Отец мой Женя и мама Вера.
Дверь отворяется, входит отец:
— Дзе мацi?
Дверь отворяется, входит мать:
— Дзе бацька?
На этом зябком горчайшем свете,
один, не верующий в бессмертье,
стирая поздние злые слезы,
стою и слушаю их вопросы.
— Дзе мацi?
— Дзе бацька?
Барачное детство, послевоенная физическая изломанность, внутренний, будто реинкарнационный, глубиннейший опыт такой, что не до поэзии, но именно она сама выступает ему навстречу, дает направление таланту — по зыбкой насыпи, которая будто тут же обрушивается за спиной, чтобы шел, не соскальзывая влево-вправо, шел, не останавливаясь и не падая в окружающее кишащее полубытие, в засасывающую жижу, где особо восторженно колготятся упыри и верткая немочь, не понимая, что с ними и где они, думая: все путем, все вершится нужным порядком, свет во тьме светит и тьма нас не объяст.
А тем временем даже пьяный Огарышев, пропащий друг юности ничего не забывающего поэта, спит все-таки не у болота, а на берегу Океана, на холодном ночном песке.

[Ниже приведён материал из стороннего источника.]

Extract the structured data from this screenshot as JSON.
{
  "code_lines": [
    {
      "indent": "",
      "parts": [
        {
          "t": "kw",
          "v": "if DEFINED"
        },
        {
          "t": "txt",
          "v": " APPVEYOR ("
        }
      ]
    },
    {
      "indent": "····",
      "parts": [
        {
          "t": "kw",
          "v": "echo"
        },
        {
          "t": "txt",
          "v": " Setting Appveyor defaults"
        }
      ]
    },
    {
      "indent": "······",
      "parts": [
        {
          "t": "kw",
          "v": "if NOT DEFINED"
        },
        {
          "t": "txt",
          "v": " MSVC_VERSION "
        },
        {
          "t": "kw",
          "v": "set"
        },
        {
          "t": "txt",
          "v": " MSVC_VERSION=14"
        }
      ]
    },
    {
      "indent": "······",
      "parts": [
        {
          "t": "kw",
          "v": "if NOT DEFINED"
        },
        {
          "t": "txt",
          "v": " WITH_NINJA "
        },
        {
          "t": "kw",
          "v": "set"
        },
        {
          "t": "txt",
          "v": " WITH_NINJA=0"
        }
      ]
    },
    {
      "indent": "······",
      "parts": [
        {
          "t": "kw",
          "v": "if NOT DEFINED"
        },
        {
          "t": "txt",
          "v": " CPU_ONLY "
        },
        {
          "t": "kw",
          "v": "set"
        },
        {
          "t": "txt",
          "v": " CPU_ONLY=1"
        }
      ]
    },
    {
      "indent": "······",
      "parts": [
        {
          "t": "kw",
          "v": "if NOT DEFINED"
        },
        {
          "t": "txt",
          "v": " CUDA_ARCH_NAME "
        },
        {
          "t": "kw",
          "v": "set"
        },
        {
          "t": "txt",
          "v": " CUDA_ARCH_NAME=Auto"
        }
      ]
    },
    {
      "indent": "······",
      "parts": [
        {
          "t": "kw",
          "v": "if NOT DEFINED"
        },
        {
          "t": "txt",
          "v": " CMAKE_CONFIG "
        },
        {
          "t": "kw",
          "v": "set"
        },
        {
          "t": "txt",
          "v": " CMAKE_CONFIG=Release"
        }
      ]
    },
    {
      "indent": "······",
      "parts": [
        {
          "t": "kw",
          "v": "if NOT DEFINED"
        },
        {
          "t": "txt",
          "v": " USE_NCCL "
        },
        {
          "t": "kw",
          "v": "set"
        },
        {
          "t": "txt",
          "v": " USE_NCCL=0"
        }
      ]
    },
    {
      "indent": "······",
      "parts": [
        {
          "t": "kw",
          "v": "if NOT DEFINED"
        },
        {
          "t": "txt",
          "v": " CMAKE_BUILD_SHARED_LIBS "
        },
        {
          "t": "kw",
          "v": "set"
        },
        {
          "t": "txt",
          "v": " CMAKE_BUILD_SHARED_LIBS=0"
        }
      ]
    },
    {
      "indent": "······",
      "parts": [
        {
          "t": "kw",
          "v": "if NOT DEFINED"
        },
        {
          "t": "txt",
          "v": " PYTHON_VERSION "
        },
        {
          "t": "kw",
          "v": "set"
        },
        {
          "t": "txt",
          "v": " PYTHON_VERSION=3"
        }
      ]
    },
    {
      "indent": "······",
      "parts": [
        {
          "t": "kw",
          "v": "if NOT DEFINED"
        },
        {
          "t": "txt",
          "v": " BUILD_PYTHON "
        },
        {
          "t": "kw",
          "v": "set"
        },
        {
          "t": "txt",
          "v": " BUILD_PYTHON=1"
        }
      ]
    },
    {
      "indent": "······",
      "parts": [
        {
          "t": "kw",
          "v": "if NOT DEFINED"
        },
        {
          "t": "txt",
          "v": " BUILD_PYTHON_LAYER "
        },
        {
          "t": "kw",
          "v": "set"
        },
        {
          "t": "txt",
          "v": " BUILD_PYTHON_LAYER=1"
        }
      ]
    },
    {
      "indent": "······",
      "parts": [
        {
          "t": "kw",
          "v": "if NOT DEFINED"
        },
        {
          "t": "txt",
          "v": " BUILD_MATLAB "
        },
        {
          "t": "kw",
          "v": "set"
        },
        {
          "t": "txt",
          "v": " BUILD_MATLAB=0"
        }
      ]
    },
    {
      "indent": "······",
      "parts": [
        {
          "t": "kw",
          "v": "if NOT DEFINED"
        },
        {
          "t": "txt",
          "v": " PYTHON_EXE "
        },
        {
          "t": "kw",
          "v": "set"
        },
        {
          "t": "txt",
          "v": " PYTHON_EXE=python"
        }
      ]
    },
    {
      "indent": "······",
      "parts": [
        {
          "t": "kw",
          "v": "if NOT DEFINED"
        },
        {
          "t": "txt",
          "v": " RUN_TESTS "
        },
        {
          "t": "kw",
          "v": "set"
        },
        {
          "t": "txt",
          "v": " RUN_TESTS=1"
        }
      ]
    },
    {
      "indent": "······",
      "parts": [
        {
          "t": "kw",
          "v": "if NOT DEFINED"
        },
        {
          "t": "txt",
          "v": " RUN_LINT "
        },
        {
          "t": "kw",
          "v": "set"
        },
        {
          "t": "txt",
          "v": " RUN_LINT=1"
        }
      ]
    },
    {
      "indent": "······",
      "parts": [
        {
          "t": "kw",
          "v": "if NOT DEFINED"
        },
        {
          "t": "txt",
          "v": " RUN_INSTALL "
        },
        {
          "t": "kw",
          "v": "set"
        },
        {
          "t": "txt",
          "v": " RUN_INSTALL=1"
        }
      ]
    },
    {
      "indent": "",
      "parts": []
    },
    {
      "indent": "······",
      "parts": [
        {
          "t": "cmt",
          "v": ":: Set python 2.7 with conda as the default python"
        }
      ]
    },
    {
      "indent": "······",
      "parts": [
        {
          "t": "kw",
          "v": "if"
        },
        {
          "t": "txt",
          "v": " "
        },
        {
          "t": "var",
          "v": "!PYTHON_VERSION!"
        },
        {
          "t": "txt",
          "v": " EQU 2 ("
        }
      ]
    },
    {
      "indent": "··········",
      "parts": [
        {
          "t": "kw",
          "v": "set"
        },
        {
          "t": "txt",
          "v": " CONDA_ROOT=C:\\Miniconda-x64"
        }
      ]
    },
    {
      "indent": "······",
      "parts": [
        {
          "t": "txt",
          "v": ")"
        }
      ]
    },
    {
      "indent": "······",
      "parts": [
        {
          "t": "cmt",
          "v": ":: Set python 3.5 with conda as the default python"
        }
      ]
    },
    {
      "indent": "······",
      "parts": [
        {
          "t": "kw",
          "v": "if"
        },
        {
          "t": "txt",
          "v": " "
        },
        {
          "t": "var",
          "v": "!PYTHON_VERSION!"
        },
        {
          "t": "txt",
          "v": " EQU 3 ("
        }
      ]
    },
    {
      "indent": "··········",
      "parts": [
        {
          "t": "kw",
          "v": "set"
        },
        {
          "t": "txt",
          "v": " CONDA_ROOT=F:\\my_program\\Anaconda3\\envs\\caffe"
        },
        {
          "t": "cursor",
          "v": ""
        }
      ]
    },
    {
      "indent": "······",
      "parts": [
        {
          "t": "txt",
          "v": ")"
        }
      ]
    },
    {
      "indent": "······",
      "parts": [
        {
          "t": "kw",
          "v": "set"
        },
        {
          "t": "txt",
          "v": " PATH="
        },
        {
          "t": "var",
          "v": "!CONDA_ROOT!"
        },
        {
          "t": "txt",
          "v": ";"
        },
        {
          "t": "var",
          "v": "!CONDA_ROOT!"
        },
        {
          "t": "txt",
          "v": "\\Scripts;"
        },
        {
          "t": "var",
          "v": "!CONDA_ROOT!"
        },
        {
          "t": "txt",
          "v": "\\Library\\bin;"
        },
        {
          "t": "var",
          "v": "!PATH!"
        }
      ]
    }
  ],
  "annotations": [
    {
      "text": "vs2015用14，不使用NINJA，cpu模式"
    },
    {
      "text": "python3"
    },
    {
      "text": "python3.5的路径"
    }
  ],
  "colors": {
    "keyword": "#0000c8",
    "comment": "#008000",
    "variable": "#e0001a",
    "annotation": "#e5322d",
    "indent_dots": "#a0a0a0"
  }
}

И далекая родина — Беларусь яснооко смотрит в лицо припадающему на обе ноги скитальцу Кошелю, в его славянское лицо, все больше омрачаемое и дергающееся от невыразимой боли.
Сойти с ума,
И по Загорску,
Хромая и грозя перстом,
И, как поймают, плакать горько,
Слюну сбирая рукавом,
И, от усердия потея,
Кричать про близкую войну
Да хоронить на грязном теле
Косынку синюю твою.
И скоро заберет его, приамвонного стихослужителя, «тема» неожиданная — пытки и казни, сыск и террор в империи, хмурь вековая и жуткая, казематная, будто он родился и для этого — чтобы описать исторический мрак, дать ему зачем-то жизнь в точном, изуверски разностороннем и сухом, как пустеющие глаза, слове. Слове, которое обольщает и будто мстит самой поэзии, самой жизни — в поэте и человеке Петре Кошеле, во всех нас, с нашими небом и землей, отцами и матерями. И думаешь: что это — труды в поте лица ради куска хлеба или загадочная, невообразимая эволюция лирика?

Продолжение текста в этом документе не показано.